What the auditor would like to see?

  • Incorporation articles
  • All the pertinent business records, including but not limited to logbooks, journals, receipts, invoices and bank statements.
  • Personal financial records, including but not limited to personal accounts, bank statements, mortgage or property deeds.
  • Records of related persons, such as a spouse or common-law partner, close relatives, business partners, or shareholders.

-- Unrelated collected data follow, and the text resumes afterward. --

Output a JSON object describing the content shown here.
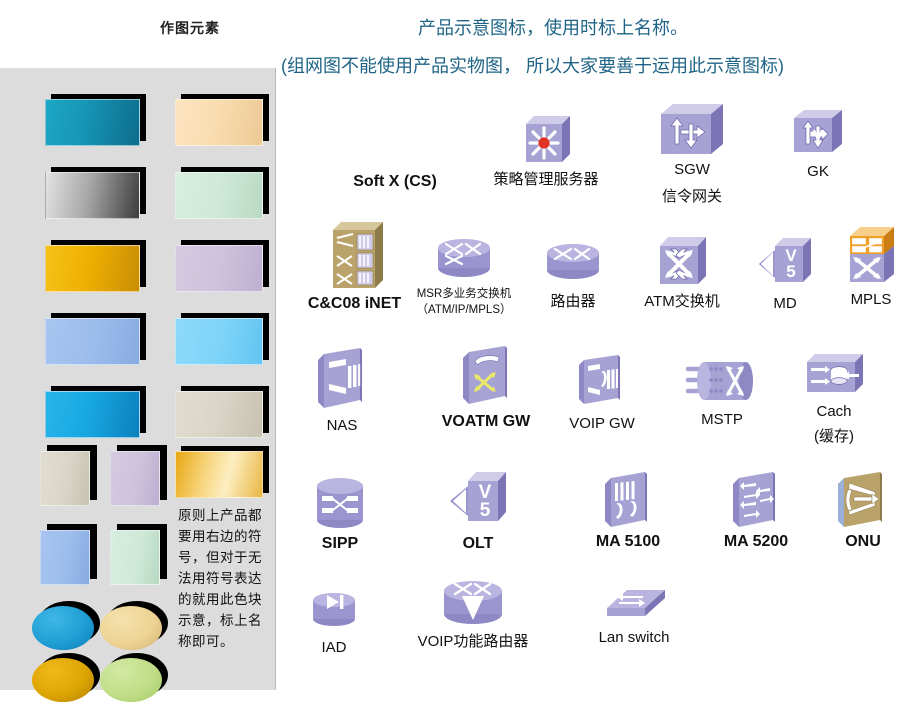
{
  "header": {
    "left_title": "作图元素",
    "line1": "产品示意图标，使用时标上名称。",
    "line2": "(组网图不能使用产品实物图， 所以大家要善于运用此示意图标)",
    "accent_color": "#1f6487"
  },
  "sidebar": {
    "background": "#dcdcdc",
    "note": "原则上产品都要用右边的符号，但对于无法用符号表达的就用此色块示意，标上名称即可。",
    "wide_blocks": [
      {
        "name": "block-teal",
        "color_light": "#1796b6",
        "color_dark": "#0d6d8c"
      },
      {
        "name": "block-peach",
        "color_light": "#fadfb4",
        "color_dark": "#f0cf9b"
      },
      {
        "name": "block-gray",
        "color_light": "#d8d8d8",
        "color_dark": "#4a4a4a"
      },
      {
        "name": "block-mint",
        "color_light": "#cfe9d8",
        "color_dark": "#bcdcc7"
      },
      {
        "name": "block-gold",
        "color_light": "#f0b400",
        "color_dark": "#c98d06"
      },
      {
        "name": "block-lavender",
        "color_light": "#cfc3dd",
        "color_dark": "#bfb2d2"
      },
      {
        "name": "block-cornflower",
        "color_light": "#9ebdee",
        "color_dark": "#8fb0e4"
      },
      {
        "name": "block-skyblue",
        "color_light": "#7fd4f8",
        "color_dark": "#6cc9f3"
      },
      {
        "name": "block-cyan",
        "color_light": "#18a8e0",
        "color_dark": "#0d87c4"
      },
      {
        "name": "block-sand",
        "color_light": "#d9d5c6",
        "color_dark": "#cac5b4"
      }
    ],
    "small_blocks": [
      {
        "name": "small-block-sand",
        "color": "#d9d5c6"
      },
      {
        "name": "small-block-lavender",
        "color": "#cfc3dd"
      },
      {
        "name": "small-block-gold-grad",
        "color": "#f3cf6b"
      },
      {
        "name": "small-block-cornflower",
        "color": "#9ebdee"
      },
      {
        "name": "small-block-mint",
        "color": "#cfe9d8"
      }
    ],
    "ellipses": [
      {
        "name": "ellipse-cyan",
        "color_light": "#2aa9dd",
        "color_dark": "#0f84bd"
      },
      {
        "name": "ellipse-tan",
        "color_light": "#f0d79a",
        "color_dark": "#d9bb78"
      },
      {
        "name": "ellipse-gold",
        "color_light": "#e0a806",
        "color_dark": "#b98703"
      },
      {
        "name": "ellipse-green",
        "color_light": "#c3e08a",
        "color_dark": "#a8cc66"
      }
    ]
  },
  "icons": {
    "row1": [
      {
        "id": "soft-x-cs",
        "label": "Soft X (CS)",
        "bold": true,
        "shape": "none"
      },
      {
        "id": "policy-server",
        "label": "策略管理服务器",
        "bold": false,
        "shape": "cube-star"
      },
      {
        "id": "sgw",
        "label": "SGW",
        "label2": "信令网关",
        "bold": false,
        "shape": "cube-arrows"
      },
      {
        "id": "gk",
        "label": "GK",
        "bold": false,
        "shape": "cube-gk"
      }
    ],
    "row2": [
      {
        "id": "cc08-inet",
        "label": "C&C08 iNET",
        "bold": true,
        "shape": "cabinet"
      },
      {
        "id": "msr-switch",
        "label": "MSR多业务交换机",
        "label2": "（ATM/IP/MPLS）",
        "bold": false,
        "shape": "router-x"
      },
      {
        "id": "router",
        "label": "路由器",
        "bold": false,
        "shape": "router-x2"
      },
      {
        "id": "atm-switch",
        "label": "ATM交换机",
        "bold": false,
        "shape": "cube-x"
      },
      {
        "id": "md",
        "label": "MD",
        "bold": false,
        "shape": "cube-v5"
      },
      {
        "id": "mpls",
        "label": "MPLS",
        "bold": false,
        "shape": "cube-mpls"
      }
    ],
    "row3": [
      {
        "id": "nas",
        "label": "NAS",
        "bold": false,
        "shape": "panel-nas"
      },
      {
        "id": "voatm-gw",
        "label": "VOATM GW",
        "bold": true,
        "shape": "panel-voatm"
      },
      {
        "id": "voip-gw",
        "label": "VOIP GW",
        "bold": false,
        "shape": "panel-voip"
      },
      {
        "id": "mstp",
        "label": "MSTP",
        "bold": false,
        "shape": "mstp"
      },
      {
        "id": "cach",
        "label": "Cach",
        "label2": "(缓存)",
        "bold": false,
        "shape": "cache"
      }
    ],
    "row4": [
      {
        "id": "sipp",
        "label": "SIPP",
        "bold": true,
        "shape": "cyl-sipp"
      },
      {
        "id": "olt",
        "label": "OLT",
        "bold": true,
        "shape": "cube-v5b"
      },
      {
        "id": "ma5100",
        "label": "MA 5100",
        "bold": true,
        "shape": "panel-ma5100"
      },
      {
        "id": "ma5200",
        "label": "MA 5200",
        "bold": true,
        "shape": "panel-ma5200"
      },
      {
        "id": "onu",
        "label": "ONU",
        "bold": true,
        "shape": "panel-onu"
      }
    ],
    "row5": [
      {
        "id": "iad",
        "label": "IAD",
        "bold": false,
        "shape": "cyl-iad"
      },
      {
        "id": "voip-router",
        "label": "VOIP功能路由器",
        "bold": false,
        "shape": "router-v"
      },
      {
        "id": "lan-switch",
        "label": "Lan switch",
        "bold": false,
        "shape": "lanswitch"
      }
    ]
  },
  "palette": {
    "purple_light": "#b9b5e0",
    "purple_mid": "#a7a2d4",
    "purple_dark": "#8e88c4",
    "purple_deep": "#7b75b5",
    "khaki": "#b9a36a",
    "khaki_dark": "#9a854f",
    "orange": "#f0a02a",
    "red_dot": "#e03124",
    "yellow": "#e8e86a"
  }
}
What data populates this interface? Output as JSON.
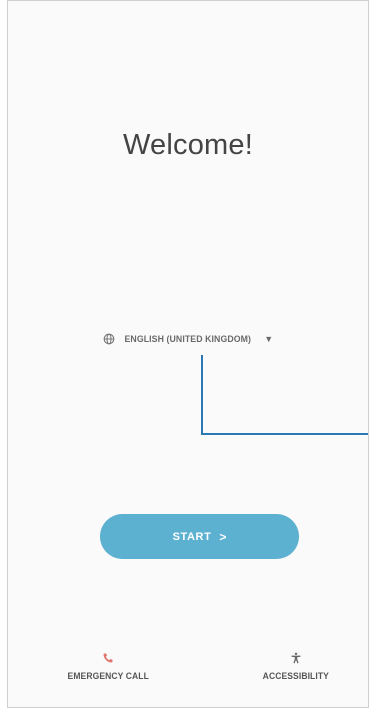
{
  "welcome": {
    "title": "Welcome!"
  },
  "language": {
    "icon": "globe-icon",
    "label": "ENGLISH (UNITED KINGDOM)",
    "dropdown_icon": "caret-down-icon"
  },
  "start": {
    "label": "START",
    "chevron": ">"
  },
  "bottom": {
    "emergency": {
      "icon": "phone-icon",
      "label": "EMERGENCY CALL"
    },
    "accessibility": {
      "icon": "accessibility-icon",
      "label": "ACCESSIBILITY"
    }
  },
  "colors": {
    "accent": "#5cb0d0",
    "emergency_icon": "#e0766f",
    "callout": "#2a78b4",
    "text": "#444444"
  }
}
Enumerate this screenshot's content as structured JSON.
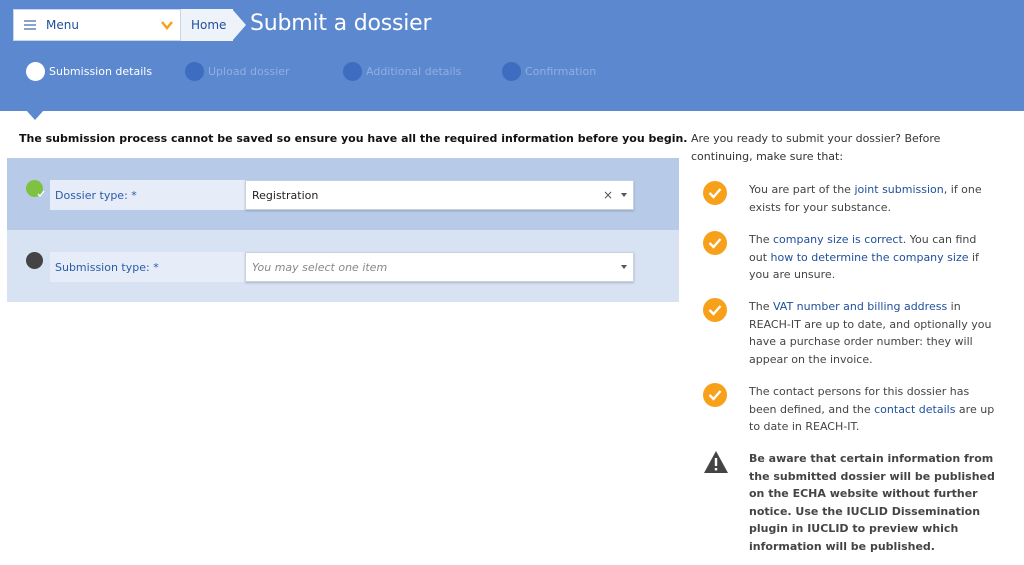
{
  "header": {
    "menu_label": "Menu",
    "breadcrumb_home": "Home",
    "title": "Submit a dossier"
  },
  "steps": [
    {
      "label": "Submission details",
      "active": true
    },
    {
      "label": "Upload dossier",
      "active": false
    },
    {
      "label": "Additional details",
      "active": false
    },
    {
      "label": "Confirmation",
      "active": false
    }
  ],
  "main": {
    "intro": "The submission process cannot be saved so ensure you have all the required information before you begin.",
    "dossier_type": {
      "label": "Dossier type: *",
      "value": "Registration"
    },
    "submission_type": {
      "label": "Submission type: *",
      "placeholder": "You may select one item"
    }
  },
  "sidebar": {
    "intro": "Are you ready to submit your dossier? Before continuing, make sure that:",
    "item1": {
      "pre": "You are part of the ",
      "link": "joint submission",
      "post": ", if one exists for your substance."
    },
    "item2": {
      "pre": "The ",
      "link1": "company size is correct",
      "mid": ". You can find out ",
      "link2": "how to determine the company size",
      "post": " if you are unsure."
    },
    "item3": {
      "pre": "The ",
      "link": "VAT number and billing address",
      "post": " in REACH-IT are up to date, and optionally you have a purchase order number: they will appear on the invoice."
    },
    "item4": {
      "pre": "The contact persons for this dossier has been defined, and the ",
      "link": "contact details",
      "post": " are up to date in REACH-IT."
    },
    "warning": "Be aware that certain information from the submitted dossier will be published on the ECHA website without further notice. Use the IUCLID Dissemination plugin in IUCLID to preview which information will be published."
  },
  "colors": {
    "header_bg": "#5b88cf",
    "accent_orange": "#f7a11a",
    "link_blue": "#1f4f9b",
    "done_green": "#7fc241"
  }
}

Aside from the litany of documents listed above, the CRA auditor may delve into your case by seeking a second opinion. Your accountant(s), bookkeeper(s), or other employee may be required of their presence to provide information related to your tax returns.

Survival tips:

We advise preliminary tax planning to reduce the risk of audits to minimum. However, had the mishap occurred, we would like to urge you to come to us at your earliest convenience with all the necessary information kept in good faith. Please DO NOT attempt to fabricate numbers on your own – only if we are accurately aware of your situation could we hit home with our challenge to the CRA.

What comes afterward?

If you are deemed guilty, you will expect the following events:
  • A reassessment from the CRA that rules how much you owe in taxes, penalties and interest
  • You need to respond to the CRA, either to accept the penalty, or to appeal, within the given timeframe
  • This may lead to other audits from the HST or payroll department.
However, with 15 years of professional experience, Ke Wang has helped many small businesses reduce penalties and interest. We pride ourselves on our records of success when it comes to negotiating with the CRA. Most of our clients received a summary of findings from their audits in lieu of a reassessment,and in case you still haven’t noticed the difference, a summary means, congratulations, you are out of the woods.